Open-System Virus Particle Physics: A Path-Integral Viral Lattice Theory Using Non-Self Adjoint Stochastic PDEs and Fock-Space Formalism

TL;DR

This paper introduces a novel theoretical biophysics model for viral dynamics using a path integral and open-system framework, unifying wave mechanics, stochastic jumps, and Fock-space formalism to describe complex virus behaviors.

Contribution

It develops a comprehensive, mathematically rigorous model integrating PDEs, stochastic processes, and quantum-like formalisms to describe viral population dynamics in resource-limited environments.

Findings

Global wavefunction captures large viral populations as a single operator state.

Solutions remain finite norm despite unbounded occupant expansions.

Model accommodates non-self-adjoint operators with damping and noise.

Abstract

We develop a comprehensive theoretical biophysics model grounded in a path integral perspective and an m-sectorial open-system framework, to describe complex, damped viral phonon dynamics in resource limited and noise driven environments.
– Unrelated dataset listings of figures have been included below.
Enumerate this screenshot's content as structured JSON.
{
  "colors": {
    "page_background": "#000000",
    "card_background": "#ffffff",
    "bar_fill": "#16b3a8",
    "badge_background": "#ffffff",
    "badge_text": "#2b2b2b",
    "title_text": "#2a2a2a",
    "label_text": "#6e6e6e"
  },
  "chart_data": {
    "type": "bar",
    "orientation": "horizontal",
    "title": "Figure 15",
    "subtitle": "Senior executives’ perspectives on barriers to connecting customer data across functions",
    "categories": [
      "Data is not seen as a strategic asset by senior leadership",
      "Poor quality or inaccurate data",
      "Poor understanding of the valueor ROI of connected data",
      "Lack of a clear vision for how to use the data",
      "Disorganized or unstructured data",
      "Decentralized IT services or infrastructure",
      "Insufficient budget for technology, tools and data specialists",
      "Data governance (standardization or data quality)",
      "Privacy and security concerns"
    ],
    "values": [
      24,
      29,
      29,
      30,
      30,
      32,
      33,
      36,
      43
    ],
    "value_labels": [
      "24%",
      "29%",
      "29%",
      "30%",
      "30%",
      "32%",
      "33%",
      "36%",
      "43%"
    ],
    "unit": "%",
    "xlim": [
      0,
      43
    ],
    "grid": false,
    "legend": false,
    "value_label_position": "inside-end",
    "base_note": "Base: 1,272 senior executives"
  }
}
By unifying wave mechanics (via PDEs with multiplicative noise), Markov jumps for occupant or arrangement transitions, and second quantized (Fock-space) expansions, our construction accommodates an unbounded number of viral lattices in a single global wavefunction. In doing so, we capture how an entire population potentially numbering in the millions may be represented by a single operator theoretic state, or orbit, whose evolution is governed by non-unitary semigroups with potential equilibrium or non equilibrium steady states. This approach admits action functionals over the space of system trajectories, enabling large deviation and flux analyses whenever detailed balance is broken by sustained resource inputs, as often happens in real infections. Such a global wavefunction thus synthesizes PDE wavefront modes, occupant transitions, and stochastically induced rearrangements into a single evolution equation, capturing how local capsid vibrations might catalyze large scale replication bursts, and vice versa. Our proofs show that, despite unbounded occupant expansions or morphological continuums, solutions remain finite norm over finite times. The well posedness extends to non-self-adjoint operators with complex damping, irreversibility, and operator-valued-noise, thus mirroring host constraints and immune factors that restrict virus proliferation. Our formalism invites direct experimental cross validation, from single virion tracking to population assays, and offers predictive insights for resource limited replication, capsid reorganizations, and potential intervention strategies in modern virology.